Dr. Karen Gedney previewed her new book “30 Years Behind Bars,” about her time as the prison doctor at Northern Nevada Correctional Center, for members of the Nevada State Prison Preservation Society on Feb. 17.

The book is now available on Amazon.

Dr. Karen Gedney. Photo by Didi Cheney

Now retired, Gedney told about 30 members of NSPPS during a general membership meeting of her ordeal being taken hostage in 1989 by Kenneth James Meller, who was serving a life sentence for killing Nevada State Trooper Gary Gifford in 1975.

Meller, having made his way into the prison’s infirmary, asked her what day it was. She told him it was Oct. 13, to which he responded: “This is the day I die.”

Grabbing the slim doctor with both hands around her neck, he threw her across a desk and attacked her. She was held for 10 hours before Carson City sheriff’s deputies stormed the room with a flash-bang grenade and killed Meller.

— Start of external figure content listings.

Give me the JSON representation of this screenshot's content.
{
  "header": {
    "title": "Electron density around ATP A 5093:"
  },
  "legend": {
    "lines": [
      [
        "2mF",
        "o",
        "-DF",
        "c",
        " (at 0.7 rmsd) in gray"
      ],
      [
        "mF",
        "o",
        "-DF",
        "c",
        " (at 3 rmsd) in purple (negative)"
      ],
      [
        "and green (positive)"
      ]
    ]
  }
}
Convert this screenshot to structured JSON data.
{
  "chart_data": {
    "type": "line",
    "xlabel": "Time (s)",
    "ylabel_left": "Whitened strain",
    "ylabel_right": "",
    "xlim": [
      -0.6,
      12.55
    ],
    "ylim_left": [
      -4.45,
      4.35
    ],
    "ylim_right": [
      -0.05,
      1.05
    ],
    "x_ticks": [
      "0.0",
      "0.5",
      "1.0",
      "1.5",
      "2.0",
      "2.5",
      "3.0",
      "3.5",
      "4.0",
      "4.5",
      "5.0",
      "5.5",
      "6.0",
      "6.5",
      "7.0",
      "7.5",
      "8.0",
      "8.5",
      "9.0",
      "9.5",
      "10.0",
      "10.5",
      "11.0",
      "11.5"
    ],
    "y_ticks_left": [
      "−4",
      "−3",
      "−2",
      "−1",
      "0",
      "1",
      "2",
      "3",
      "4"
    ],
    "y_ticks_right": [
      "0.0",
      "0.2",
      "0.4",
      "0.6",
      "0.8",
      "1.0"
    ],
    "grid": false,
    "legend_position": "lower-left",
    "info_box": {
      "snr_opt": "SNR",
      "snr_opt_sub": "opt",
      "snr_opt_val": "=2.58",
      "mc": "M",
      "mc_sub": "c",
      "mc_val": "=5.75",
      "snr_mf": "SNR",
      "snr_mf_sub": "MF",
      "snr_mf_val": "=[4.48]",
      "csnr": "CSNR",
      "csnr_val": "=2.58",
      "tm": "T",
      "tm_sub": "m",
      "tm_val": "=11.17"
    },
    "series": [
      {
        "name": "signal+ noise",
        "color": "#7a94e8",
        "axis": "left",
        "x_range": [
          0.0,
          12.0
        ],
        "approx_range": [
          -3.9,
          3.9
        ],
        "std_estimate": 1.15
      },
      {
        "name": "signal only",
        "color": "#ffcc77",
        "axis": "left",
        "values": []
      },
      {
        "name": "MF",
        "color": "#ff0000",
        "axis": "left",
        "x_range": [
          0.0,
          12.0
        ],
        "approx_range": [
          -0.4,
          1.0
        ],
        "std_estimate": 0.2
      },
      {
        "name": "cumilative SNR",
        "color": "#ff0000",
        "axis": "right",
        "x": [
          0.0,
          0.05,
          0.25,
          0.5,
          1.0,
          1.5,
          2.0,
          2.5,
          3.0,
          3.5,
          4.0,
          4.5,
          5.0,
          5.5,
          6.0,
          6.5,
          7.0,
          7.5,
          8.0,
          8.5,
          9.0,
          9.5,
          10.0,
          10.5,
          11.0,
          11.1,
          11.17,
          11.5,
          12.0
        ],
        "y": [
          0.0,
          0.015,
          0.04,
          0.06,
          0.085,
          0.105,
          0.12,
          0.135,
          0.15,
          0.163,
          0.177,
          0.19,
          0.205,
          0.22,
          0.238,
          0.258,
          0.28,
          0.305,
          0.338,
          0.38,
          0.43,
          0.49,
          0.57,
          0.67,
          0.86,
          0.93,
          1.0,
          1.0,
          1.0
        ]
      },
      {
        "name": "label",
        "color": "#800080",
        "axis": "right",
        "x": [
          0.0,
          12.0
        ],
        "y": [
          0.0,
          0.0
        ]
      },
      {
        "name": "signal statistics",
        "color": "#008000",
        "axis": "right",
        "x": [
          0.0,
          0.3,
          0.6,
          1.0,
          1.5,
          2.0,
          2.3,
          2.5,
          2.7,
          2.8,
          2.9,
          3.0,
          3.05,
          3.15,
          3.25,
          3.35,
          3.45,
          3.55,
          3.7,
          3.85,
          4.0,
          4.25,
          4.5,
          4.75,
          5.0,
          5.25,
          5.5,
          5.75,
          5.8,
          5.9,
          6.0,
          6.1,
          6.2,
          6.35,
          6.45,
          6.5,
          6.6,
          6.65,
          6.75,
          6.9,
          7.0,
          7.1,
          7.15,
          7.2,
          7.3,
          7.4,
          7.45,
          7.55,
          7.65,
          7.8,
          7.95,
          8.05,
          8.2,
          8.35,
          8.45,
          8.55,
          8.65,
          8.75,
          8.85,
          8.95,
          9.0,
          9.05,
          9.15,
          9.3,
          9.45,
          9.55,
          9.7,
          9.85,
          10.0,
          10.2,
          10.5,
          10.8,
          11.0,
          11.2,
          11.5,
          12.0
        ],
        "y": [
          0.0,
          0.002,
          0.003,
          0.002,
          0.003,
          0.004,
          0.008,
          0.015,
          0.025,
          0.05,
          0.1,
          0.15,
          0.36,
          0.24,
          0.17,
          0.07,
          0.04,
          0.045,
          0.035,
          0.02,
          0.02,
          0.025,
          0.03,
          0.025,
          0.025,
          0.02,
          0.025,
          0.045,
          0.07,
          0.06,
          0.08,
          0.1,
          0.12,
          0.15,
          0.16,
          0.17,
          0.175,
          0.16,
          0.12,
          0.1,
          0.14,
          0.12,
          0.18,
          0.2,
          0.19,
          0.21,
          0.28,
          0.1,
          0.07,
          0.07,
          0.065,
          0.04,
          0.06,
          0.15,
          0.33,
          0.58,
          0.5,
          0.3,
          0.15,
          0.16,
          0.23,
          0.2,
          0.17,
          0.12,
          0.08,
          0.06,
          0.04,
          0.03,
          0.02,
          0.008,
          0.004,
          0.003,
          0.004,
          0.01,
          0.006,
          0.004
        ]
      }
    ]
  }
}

Gedney said she went home and, to deal with the trauma, scrubbed every floor in her house. Then she went back to work on Monday.

“Only the inmates talked to me,” she said. “They wanted to know if I was OK.”

She passed around a card signed by dozens of inmates that reads inside, “Thank you for being here.”

It was one of several examples offered by Gedney on the contradictions of the rough life behind bars and her mission as a doctor and healer, a theme of her book. She talked about the AIDS epidemic that swept the country in the 1980s. Unlike many states, Nevada tested every inmate, she said, and made efforts to control its spread.

Some of her most touching stories involved the use of pets to connect with hardened criminals who fared better with animals than their fellow humans.

“They would ask them, ‘Do you want to see a chaplain? Do you want to see a psychiatrist? Do you want to see a dog?’ The dog won every time.” That drew a chuckle from former chaplain Jim Kelly, who was in the audience.

Card given to her by inmates.

She told how one inmate, who was constantly kept isolated from other prisoners, was allowed one day to be greeted by a dog. “Chris got down on his knees, and the dog got on its haunches and reached up with both paws and hugged him. I about lost it. He hadn’t had human interaction in 20 years.”

Greg Smith — one of three ex-prison wardens at the meeting, along with Glen Whorton and Robin Bates — said walking the cell blocks with a dog was an effective way to calm the prison population.

“Guys would tell me, ‘I haven’t petted a dog in 25 years,'” he recalled.

Whorton thanked Gedney for her work as the prison’s physician, calling her professional, compassionate and tough. “I was glad you were there,” he said.

And Gedney’s stories moved one attendee to describe her own struggles with the legal system, telling how her now-deceased husband, an inmate who suffered from diabetes and heart disease, had been under the doctor’s care.

“I never got a chance to thank you,” she told Gedney.